Module 2_ 3. Probability and Statistics Flashcards

Question 1

Q

Eg. Rolling a fair dice
Is it an example of continuous random variable or discrete random variable?

Answer

A

discrete random variable

Question 2

Q

Eg. Measuring height of a randomly picked student
Is it an example of continuous random variable or discrete random variable?

Answer

A

continuous random variable

Question 3

Q

What is the difference between population and sample? Explain with example.

Answer

A

Suppose we need to calculate the average height of people in the world.
If we go by population we will consider all the heights of 7 billion people and calculate the mean using the below formula:
μ = (1/7B) Σ hi
If we go by sample, we will consider a subset of the heights of 7 billion people (like take only 1000 heights) and calculate the mean using the below formula:
x̄ = (1/1000) Σ hi

As sample size increases,
x̄ ≈ μ

Question 4

Q

Does Gaussian distribution occur in real world? If yes give 2 examples.

Answer

A

YES
- SL and PL of iris flowers.
- Heights and weights of people in real world.

Question 5

Q

If X follows Gaussian distribution and has mean(μ) and variance(σ^2), then write it in mathematical form.

Answer

A

X ~ N(μ, σ^2)

Question 6

Q

What is the 68-95-99 rule?

Answer

A

In range [μ - σ, μ + σ], 68.2% of points lie
In range [μ - 2σ, μ + 2σ], 95% of points lie
In range [μ - 3σ, μ + 3σ], 99.7% of points lie

Question 7

Q

What is the mathematical formulation of Gaussian distribution?

Answer

A

P(X=x) = P(x) = (1/σ√(2π)) exp{-(x-μ)^2/(2σ^2)}

Simplifying the above equation,
Let μ=0, σ^2=1
P(X=x) = P(x) = (1/√(2π)) exp{(-1/2)x^2}

After removing constants,
P(x) = y = exp{-x^2}
As x moves away from μ, y reduces exponentially

Question 8

Q

True or False.
PDF of Gaussian distribution is symmetric.

Question 9

Q

What is Kurtosis?

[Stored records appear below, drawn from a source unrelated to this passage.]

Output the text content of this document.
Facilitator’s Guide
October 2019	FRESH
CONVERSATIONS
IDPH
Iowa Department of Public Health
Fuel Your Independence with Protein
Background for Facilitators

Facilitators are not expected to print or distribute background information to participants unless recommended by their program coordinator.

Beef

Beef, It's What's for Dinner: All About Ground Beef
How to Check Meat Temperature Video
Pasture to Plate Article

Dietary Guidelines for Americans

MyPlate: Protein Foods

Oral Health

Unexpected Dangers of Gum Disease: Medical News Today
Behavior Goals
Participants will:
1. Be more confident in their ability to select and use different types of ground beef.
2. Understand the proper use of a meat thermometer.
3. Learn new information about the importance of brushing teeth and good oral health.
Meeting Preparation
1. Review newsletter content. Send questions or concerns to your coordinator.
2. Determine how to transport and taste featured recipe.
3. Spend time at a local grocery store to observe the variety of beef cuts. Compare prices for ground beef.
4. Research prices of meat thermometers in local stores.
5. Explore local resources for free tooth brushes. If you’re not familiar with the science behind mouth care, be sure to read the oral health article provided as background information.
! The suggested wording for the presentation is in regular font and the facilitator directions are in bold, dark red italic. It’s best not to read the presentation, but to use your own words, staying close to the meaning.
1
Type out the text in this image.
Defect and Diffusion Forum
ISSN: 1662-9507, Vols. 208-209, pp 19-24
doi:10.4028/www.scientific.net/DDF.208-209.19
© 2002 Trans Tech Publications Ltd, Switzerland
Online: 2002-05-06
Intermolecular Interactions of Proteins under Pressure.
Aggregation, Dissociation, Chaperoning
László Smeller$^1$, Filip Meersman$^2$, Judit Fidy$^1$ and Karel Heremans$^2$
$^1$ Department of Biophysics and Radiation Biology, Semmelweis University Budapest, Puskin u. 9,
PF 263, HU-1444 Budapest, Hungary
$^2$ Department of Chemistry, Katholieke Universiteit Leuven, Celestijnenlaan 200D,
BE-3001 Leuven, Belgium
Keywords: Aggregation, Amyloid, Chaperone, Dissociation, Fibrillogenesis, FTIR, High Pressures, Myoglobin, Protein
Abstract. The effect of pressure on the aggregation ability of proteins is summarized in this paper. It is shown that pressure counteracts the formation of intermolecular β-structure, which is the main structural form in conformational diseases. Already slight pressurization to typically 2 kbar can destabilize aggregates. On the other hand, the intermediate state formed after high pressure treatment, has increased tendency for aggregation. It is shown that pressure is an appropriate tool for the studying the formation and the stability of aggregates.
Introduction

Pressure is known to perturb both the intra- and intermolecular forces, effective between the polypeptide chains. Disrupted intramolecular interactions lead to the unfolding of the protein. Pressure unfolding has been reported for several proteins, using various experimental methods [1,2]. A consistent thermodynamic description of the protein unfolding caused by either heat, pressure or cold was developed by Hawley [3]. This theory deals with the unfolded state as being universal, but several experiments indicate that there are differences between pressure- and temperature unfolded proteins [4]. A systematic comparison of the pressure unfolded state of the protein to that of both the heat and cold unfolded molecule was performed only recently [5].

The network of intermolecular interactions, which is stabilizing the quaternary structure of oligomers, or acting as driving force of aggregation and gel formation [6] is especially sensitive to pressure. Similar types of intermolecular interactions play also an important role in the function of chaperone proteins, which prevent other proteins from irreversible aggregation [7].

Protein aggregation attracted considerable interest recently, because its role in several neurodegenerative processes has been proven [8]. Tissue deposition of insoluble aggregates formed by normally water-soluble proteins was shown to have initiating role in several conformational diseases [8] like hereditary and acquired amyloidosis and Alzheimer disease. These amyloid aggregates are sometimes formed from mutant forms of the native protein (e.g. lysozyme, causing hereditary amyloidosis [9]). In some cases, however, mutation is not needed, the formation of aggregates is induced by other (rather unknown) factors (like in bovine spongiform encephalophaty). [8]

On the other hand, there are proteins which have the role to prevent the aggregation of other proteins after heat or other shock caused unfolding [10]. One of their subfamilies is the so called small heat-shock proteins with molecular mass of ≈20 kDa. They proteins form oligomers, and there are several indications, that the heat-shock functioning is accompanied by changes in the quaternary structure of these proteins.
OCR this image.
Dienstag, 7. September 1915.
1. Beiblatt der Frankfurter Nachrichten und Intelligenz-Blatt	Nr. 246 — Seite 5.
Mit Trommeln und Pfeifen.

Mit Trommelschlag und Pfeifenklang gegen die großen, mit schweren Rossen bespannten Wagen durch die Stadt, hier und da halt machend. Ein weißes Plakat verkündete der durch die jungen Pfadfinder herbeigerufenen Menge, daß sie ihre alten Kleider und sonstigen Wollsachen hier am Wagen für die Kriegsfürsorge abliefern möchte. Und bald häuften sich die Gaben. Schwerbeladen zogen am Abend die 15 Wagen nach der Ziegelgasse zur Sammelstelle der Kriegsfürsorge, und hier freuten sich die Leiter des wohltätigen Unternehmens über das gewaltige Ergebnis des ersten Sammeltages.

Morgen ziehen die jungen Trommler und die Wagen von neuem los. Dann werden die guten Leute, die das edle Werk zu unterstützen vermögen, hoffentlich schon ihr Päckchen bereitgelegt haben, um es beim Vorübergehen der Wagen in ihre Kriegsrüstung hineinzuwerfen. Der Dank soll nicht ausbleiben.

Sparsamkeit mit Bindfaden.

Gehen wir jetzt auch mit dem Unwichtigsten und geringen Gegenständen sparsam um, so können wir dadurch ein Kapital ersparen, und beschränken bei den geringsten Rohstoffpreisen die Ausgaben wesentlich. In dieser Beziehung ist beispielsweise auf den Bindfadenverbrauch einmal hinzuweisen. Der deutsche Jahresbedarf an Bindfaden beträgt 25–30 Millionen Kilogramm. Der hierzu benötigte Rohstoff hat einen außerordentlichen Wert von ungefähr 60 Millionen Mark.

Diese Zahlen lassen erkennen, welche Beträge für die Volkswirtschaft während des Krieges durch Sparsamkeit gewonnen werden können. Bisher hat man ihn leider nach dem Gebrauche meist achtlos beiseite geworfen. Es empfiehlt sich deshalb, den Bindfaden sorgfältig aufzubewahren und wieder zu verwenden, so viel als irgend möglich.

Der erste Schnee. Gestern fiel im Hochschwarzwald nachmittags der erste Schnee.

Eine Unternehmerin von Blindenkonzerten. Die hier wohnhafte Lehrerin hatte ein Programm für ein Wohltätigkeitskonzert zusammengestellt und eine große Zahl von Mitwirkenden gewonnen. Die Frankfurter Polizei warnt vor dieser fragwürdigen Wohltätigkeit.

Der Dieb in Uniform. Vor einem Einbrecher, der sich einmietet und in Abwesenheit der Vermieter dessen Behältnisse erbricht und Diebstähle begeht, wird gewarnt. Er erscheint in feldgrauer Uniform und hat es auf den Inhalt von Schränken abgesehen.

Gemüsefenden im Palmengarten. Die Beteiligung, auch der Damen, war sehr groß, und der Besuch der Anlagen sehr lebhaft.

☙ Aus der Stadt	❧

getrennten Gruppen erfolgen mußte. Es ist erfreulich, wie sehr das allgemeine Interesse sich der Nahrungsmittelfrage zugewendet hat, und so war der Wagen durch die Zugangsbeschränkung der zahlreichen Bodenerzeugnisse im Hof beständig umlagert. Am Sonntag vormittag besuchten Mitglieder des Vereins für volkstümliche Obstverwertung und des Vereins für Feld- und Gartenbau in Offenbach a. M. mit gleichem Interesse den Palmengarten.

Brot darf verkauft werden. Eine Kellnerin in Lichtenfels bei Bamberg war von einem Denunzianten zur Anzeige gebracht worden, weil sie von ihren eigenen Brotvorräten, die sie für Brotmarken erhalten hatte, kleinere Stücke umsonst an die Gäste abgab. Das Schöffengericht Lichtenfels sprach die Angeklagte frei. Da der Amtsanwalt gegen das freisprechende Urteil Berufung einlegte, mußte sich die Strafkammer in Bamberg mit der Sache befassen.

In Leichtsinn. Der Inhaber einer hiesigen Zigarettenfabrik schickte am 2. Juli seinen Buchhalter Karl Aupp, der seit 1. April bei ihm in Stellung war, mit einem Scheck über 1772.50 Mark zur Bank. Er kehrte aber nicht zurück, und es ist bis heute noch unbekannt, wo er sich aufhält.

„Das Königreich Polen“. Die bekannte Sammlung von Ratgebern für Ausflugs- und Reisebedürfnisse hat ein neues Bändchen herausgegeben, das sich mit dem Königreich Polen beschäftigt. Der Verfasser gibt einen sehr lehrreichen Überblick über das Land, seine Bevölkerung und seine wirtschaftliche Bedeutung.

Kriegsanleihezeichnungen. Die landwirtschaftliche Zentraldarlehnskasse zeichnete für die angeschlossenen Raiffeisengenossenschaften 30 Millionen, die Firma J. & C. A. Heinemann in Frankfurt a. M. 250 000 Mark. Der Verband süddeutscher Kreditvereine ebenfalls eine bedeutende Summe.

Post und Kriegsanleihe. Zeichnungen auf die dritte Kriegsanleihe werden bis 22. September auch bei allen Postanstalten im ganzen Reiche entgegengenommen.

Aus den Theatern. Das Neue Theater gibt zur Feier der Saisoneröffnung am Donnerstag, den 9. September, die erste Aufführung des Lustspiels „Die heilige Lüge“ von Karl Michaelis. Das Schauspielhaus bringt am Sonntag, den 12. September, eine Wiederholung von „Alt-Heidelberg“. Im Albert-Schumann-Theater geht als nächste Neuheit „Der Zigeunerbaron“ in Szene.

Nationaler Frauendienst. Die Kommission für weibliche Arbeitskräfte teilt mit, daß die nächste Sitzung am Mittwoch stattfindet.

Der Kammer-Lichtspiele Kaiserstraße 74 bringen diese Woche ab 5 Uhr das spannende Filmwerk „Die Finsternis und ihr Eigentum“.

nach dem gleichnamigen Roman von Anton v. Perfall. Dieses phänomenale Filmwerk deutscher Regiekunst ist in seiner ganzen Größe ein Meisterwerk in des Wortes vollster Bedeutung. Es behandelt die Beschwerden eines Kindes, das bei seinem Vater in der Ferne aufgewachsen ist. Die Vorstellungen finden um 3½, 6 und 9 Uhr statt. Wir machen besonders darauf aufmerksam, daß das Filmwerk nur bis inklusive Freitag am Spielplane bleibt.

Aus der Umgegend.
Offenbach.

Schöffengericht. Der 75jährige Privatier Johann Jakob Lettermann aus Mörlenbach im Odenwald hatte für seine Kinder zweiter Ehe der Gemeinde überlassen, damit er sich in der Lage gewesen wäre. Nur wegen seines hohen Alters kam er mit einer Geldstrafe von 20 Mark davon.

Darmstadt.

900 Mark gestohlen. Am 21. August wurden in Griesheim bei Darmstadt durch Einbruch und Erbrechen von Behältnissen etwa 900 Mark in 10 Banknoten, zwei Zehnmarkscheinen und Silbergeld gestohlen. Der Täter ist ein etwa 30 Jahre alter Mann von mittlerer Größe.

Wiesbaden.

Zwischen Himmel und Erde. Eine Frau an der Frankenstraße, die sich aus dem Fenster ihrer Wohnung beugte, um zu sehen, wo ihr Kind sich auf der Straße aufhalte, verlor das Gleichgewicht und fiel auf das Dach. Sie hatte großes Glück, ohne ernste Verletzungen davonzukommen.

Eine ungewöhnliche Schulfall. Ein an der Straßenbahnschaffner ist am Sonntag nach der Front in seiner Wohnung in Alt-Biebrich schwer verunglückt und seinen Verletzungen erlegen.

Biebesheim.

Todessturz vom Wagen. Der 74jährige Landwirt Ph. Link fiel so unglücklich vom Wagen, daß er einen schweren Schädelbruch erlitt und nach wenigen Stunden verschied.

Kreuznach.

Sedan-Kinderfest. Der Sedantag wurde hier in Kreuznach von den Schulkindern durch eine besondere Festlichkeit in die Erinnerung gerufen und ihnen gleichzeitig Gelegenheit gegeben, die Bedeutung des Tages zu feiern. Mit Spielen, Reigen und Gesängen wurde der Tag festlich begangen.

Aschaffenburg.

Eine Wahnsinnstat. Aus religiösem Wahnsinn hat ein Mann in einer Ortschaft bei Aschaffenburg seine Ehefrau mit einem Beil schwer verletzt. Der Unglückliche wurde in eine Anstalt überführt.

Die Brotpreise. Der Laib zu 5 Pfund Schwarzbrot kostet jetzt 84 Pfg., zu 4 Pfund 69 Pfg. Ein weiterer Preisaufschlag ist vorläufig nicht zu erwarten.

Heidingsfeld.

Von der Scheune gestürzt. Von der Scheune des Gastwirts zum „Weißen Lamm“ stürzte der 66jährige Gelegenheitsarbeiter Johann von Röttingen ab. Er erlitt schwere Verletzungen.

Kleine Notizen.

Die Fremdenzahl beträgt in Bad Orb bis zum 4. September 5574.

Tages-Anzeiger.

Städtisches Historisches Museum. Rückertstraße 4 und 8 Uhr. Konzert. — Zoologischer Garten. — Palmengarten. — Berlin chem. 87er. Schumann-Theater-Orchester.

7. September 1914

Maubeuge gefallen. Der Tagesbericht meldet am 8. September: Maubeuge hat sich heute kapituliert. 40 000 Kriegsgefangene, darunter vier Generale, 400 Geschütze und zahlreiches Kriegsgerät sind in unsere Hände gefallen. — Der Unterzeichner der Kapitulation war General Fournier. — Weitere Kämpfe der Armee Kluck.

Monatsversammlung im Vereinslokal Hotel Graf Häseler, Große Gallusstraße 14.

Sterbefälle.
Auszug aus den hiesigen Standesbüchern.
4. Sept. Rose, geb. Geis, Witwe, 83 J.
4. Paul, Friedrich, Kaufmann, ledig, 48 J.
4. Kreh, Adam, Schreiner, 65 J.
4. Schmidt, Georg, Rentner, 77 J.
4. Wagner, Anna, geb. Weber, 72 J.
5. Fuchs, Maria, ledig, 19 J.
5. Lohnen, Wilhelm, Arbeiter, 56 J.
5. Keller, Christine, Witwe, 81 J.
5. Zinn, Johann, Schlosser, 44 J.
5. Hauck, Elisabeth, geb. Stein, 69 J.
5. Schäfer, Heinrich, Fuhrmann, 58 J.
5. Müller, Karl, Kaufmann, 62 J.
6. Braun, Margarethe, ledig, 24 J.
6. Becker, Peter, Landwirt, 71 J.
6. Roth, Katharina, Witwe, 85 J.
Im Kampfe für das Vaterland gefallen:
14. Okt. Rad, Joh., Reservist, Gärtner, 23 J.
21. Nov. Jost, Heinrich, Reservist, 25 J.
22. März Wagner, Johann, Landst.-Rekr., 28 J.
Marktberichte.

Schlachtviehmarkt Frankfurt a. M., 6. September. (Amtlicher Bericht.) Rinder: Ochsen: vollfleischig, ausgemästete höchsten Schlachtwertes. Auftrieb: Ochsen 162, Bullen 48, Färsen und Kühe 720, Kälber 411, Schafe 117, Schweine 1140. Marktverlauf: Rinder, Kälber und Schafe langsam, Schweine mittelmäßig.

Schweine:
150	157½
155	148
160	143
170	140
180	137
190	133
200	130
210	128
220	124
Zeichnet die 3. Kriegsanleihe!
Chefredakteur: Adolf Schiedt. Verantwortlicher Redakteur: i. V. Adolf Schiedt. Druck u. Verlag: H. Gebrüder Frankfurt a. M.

What is the formula for Excess kurtosis?

Answer

A

Kurtosis - Measure of tailedness and not peakedness
Excess Kurtosis —-> Kurtosis - 3

Question 10

Q

What is standard normal variate(Z)?

Answer

A

Z ~ N(0,1) where μ=0 and σ^2=1

Question 11

Q

What is standardization?

Answer

A

Standardization is converting any gaussian distribution with a finite mean(μ) and variance(σ^2) to a standard normal variate.
x’i = (xi - μ)/σ ———————-> x’i ~ N(0,1)
Now we can say 68.2% of these converted points lie between -1 and 1

Question 12

Q

What is Kernel Density Estimation(KDE)?

Answer

A

For each point in the sample space, a gaussian kernel is drawn(with the point being mean) and also area with higher density of points will have higher height in PDF.

Question 13

Q

What is sampling distribution?

Answer

A

Lets say we take m random samples each of size n.
Lets say n=30
S1, S2, S3, …………, Sm (m-samples)
x̄1, x̄2, x̄3, …………, x̄m are the means of m samples
Then x̄i belongs to a distribution called as the “Sampling distribution of sample means”

Question 14

Q

What is Central Limit Theorem(CLT)?

Answer

A

If X has finite mean(μ) and variance(σ^2),
——–> S1, S2, S3,………..,Sm (m samples of size n)
——–> x̄1, x̄2, x̄3,……….., x̄m (sample means)
——–> x̄i ~ N(μ, (σ^2)/n) as n->∞

here σ^2 is the variance of original data

CLT is powerful because it works on data having any kind of distribution which has a finite mean(μ) and variance(σ^2)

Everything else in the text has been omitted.